Miles: 5862Health: Crappy due to elevation
Our drive took us up, up, up, past some remarkable overlooks. We took many, many photos, though none of them really captured the grandeur. At about 9000 or so feet, Ceridwen began to feel not so good. Despite the strenuous hike the day before, she had not slept well, and was no beginning to feel kind of gross, similar to the way she had felt when we first arrived in Denver. But we pressed on, making it to the pinnacle of the drive, Rock Cut, in the mid-morning. Rock Cut is very nearly the highest point on the road, a little over 12,000 feet. Here, no trees grow and pretty little tundra flowers grow amid rocks. The views also rock, with sweeping vistas of snow covered mountains giving way to dizzying expanses of valley below. We were both rather dizzy due to the thin nature of the air, and while walking along the path, we were clutching each other and laughing hysterically at nothing. Heh, look, a marmot. Heeeheeeheeehheeeeee!!!!!
For Ceridwen, the fun effects of the elevation soon wore off and she began to feel truly awful. For a time it felt as if her body had been injected with novocaine and she had a general feeling of malaise. We continued along the road, since at this point it was the fastest way down. We stopped briefly at some more overlooks, and took some photos with the continental divide. We had spent a lot of time with the rivers that drain into the Atlantic ocean during the first part of our trip, and this did seem like a huge turning point in the trip.
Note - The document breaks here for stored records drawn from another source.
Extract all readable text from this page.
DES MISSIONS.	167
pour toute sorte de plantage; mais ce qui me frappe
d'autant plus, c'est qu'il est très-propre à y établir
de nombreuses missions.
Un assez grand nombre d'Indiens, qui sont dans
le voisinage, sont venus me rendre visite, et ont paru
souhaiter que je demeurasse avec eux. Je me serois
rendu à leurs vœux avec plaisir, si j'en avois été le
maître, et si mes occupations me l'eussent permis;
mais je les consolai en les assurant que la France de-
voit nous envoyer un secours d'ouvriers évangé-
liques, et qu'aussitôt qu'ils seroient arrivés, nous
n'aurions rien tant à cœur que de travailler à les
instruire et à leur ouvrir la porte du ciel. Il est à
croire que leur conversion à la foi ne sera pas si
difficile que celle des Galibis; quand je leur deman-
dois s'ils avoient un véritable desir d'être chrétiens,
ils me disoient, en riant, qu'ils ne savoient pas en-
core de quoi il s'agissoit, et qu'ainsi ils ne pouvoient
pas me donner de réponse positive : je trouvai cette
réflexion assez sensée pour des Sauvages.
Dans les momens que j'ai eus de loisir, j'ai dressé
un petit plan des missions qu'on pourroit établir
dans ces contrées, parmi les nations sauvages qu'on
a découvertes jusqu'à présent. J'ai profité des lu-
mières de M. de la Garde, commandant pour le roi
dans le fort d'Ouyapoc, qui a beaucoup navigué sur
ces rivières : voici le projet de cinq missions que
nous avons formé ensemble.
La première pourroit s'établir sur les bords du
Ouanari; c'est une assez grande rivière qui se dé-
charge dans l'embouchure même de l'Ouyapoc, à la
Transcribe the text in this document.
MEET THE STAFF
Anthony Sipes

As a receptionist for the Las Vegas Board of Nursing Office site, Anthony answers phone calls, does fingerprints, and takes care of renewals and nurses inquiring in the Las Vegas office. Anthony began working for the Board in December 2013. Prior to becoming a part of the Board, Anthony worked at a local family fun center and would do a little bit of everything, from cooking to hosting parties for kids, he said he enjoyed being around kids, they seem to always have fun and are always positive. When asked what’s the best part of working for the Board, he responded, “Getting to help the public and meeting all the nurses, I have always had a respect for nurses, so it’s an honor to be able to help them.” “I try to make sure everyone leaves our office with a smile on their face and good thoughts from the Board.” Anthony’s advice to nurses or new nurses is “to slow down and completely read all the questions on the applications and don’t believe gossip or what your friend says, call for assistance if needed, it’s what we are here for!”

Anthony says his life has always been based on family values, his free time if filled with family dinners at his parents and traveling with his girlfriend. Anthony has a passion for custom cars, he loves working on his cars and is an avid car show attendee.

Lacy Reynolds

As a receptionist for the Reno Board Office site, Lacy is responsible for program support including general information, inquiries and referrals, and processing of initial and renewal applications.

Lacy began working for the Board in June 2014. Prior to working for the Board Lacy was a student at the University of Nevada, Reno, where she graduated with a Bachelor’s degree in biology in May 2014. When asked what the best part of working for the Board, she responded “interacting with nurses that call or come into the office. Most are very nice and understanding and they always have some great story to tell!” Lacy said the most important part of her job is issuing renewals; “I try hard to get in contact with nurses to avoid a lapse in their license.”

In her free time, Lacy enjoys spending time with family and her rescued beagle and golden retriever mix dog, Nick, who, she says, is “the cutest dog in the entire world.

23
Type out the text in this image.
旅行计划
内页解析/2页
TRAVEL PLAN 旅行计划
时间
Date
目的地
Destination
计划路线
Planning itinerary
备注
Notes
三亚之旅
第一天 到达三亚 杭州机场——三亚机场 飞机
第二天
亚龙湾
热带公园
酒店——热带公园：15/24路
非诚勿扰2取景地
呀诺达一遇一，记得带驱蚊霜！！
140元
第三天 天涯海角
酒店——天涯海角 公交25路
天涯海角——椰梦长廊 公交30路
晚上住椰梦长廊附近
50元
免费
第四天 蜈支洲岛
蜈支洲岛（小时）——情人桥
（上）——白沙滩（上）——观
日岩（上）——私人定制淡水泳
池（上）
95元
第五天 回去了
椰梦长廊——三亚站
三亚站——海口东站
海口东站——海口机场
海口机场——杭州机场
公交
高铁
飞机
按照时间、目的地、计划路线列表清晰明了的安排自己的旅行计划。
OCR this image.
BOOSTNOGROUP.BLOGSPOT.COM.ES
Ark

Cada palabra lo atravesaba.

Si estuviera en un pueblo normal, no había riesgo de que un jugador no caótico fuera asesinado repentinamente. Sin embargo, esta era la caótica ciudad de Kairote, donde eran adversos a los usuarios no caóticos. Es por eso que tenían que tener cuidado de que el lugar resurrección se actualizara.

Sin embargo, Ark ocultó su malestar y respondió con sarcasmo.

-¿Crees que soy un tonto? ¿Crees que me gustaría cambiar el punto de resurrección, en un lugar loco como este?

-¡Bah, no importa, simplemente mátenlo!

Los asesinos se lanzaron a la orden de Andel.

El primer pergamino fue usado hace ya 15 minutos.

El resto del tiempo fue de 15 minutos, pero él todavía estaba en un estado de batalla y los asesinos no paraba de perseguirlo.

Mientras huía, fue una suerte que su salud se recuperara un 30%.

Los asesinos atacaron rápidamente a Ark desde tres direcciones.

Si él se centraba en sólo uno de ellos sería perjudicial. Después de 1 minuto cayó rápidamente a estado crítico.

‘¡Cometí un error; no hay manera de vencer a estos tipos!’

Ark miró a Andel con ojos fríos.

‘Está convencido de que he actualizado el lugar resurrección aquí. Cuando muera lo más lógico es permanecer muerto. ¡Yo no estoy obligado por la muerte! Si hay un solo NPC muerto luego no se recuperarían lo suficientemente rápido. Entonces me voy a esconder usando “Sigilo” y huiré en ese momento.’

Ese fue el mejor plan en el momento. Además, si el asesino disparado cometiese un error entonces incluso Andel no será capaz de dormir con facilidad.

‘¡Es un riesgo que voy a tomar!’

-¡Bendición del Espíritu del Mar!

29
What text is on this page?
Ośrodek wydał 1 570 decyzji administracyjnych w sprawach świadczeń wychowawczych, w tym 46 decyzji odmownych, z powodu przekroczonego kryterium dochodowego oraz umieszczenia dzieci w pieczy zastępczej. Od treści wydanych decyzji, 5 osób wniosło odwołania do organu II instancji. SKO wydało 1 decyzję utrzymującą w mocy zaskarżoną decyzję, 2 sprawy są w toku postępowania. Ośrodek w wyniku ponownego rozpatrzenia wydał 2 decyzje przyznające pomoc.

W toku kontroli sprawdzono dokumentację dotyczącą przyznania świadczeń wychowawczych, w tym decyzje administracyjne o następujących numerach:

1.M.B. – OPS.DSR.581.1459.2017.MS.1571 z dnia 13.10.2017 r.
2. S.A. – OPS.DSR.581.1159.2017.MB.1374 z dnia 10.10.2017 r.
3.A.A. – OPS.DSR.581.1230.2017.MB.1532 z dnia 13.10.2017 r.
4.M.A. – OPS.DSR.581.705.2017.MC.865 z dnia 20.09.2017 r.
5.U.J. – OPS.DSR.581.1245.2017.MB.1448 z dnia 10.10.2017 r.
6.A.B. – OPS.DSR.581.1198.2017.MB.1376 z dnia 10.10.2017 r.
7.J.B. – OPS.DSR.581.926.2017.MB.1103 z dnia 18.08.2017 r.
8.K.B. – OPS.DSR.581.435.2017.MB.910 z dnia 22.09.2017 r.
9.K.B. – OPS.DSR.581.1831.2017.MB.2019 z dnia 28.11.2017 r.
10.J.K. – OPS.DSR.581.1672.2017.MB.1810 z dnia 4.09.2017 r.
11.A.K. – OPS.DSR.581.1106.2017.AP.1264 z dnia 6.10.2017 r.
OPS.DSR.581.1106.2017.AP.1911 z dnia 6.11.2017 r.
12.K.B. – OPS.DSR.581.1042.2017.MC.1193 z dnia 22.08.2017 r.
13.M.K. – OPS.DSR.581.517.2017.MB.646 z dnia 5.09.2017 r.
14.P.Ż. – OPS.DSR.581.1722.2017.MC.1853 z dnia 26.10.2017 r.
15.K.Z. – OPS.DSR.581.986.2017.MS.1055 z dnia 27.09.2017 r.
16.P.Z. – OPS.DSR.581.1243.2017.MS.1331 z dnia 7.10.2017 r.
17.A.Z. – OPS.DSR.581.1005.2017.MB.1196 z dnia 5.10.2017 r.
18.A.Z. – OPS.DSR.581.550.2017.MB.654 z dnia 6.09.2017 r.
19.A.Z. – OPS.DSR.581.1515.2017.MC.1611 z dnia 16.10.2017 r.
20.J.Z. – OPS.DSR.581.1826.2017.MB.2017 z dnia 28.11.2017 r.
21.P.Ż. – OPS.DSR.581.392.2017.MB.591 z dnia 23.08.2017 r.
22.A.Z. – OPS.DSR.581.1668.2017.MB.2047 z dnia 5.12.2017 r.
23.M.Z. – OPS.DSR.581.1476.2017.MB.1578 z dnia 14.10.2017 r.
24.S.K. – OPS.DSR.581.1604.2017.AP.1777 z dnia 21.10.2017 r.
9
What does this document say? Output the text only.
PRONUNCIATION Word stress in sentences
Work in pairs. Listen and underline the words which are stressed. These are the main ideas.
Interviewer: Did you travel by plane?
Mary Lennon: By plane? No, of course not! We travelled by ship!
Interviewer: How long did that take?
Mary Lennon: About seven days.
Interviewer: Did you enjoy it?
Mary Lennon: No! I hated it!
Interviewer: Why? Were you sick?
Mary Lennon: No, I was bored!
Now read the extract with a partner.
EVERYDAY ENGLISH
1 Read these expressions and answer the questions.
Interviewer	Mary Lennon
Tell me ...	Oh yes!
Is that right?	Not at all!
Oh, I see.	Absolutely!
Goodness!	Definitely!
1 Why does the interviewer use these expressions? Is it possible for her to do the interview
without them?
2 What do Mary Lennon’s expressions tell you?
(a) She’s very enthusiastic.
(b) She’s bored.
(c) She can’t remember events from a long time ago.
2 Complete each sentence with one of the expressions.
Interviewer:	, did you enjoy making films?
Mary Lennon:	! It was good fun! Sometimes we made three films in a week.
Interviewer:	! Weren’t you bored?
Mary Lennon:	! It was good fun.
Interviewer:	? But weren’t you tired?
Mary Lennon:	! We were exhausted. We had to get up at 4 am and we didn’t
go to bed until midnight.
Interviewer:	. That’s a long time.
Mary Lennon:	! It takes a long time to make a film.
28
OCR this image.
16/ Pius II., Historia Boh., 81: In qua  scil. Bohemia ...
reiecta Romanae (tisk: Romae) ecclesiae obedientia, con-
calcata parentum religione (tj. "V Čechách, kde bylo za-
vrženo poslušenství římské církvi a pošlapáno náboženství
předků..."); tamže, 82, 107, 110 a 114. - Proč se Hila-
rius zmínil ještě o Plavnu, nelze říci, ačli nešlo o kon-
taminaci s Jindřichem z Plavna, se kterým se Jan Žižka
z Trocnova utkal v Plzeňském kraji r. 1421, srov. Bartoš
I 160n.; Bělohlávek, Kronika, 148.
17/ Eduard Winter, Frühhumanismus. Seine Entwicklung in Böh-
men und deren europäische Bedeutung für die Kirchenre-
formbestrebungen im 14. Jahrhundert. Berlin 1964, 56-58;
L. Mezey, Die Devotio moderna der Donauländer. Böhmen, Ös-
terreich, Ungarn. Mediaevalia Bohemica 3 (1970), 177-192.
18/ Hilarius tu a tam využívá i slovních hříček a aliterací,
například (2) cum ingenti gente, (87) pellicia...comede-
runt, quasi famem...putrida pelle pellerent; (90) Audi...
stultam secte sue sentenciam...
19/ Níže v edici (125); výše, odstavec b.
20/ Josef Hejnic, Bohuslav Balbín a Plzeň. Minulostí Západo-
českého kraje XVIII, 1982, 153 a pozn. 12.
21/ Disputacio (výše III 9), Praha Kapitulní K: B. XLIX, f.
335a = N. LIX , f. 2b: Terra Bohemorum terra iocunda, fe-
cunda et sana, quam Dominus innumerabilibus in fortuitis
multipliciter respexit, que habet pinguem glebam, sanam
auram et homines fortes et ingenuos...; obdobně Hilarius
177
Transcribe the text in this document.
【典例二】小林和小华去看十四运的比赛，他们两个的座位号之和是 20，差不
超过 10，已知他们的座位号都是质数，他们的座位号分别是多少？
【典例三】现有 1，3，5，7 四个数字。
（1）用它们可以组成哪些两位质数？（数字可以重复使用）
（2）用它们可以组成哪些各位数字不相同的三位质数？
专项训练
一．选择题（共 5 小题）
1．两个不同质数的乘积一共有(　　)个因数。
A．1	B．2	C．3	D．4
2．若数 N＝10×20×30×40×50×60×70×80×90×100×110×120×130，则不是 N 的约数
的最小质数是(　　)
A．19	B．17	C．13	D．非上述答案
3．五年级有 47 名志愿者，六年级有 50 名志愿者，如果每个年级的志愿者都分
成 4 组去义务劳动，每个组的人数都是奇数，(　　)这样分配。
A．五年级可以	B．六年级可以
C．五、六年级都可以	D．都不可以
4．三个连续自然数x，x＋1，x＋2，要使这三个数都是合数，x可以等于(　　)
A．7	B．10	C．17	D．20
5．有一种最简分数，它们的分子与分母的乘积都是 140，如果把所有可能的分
We headed down the mountains along with the Pacific-bound waters of the Colorado river system.
By the time we got to the campground, Ceridwen felt truly horrible and was starting to get disoriented and seemed to be losing the ability to speak coherently. We were still at about 9000 feet, and luckily, she was able to remember the advice of all the websites about altitude sickness she had read while in Denver. They basically said the same thing; if you become disoriented, you need to GO DOWN. We stopped at the ranger station to ask about the nearest low place and were told to head for Granby, which was about 30 miles from the park and about 7500 feet in elevation. We did, and Ceridwen began to feel better, though not for long. Shortly after lunch, we had to move along.
We had hoped to stay in Granby and then return to the park the following day for some more hiking, but it was not to be. The hike the day before at an elevation that we had not acclimated to at all had apparently been a bad idea. But, at least we had seen a whole bunch of prettiness. Unfortunately, unless you go back to Denver, the only way down is back up, and then down, and then back up, as you take I-70 through a series of passes. Our ultimate goal was Grand Junction with its lovely 4500 foot elevation.
Along the way, and after we had passed through some of the more stomach rolling high passes, we found ourselves in Glenwood Gorge. This was a beautiful area with steep red rock walls rising up around us on either side. Had we been able to stay in the Rockies, we never would have seen them, since our planned route would have taken us along a different road. Ceridwen studied the maps and guidebooks while Keath drove so that we could take advantage of our new route.
We stopped briefly in Parachute, CO. This is the only town named Parachute in the world. Some French guy was given the task of naming alls sorts of towns in the region and had been reading a book on parachutes. When he saw the snow covered mountain, he decided to name the town after it. Some of his others included Rifle, which he named after an old rifle leaning against a tree, and No Name, which he forgot to name.
We finally made it to Grand Junction around 8pm and checked into a Motel 6 in the hopes of getting a good night’s sleep.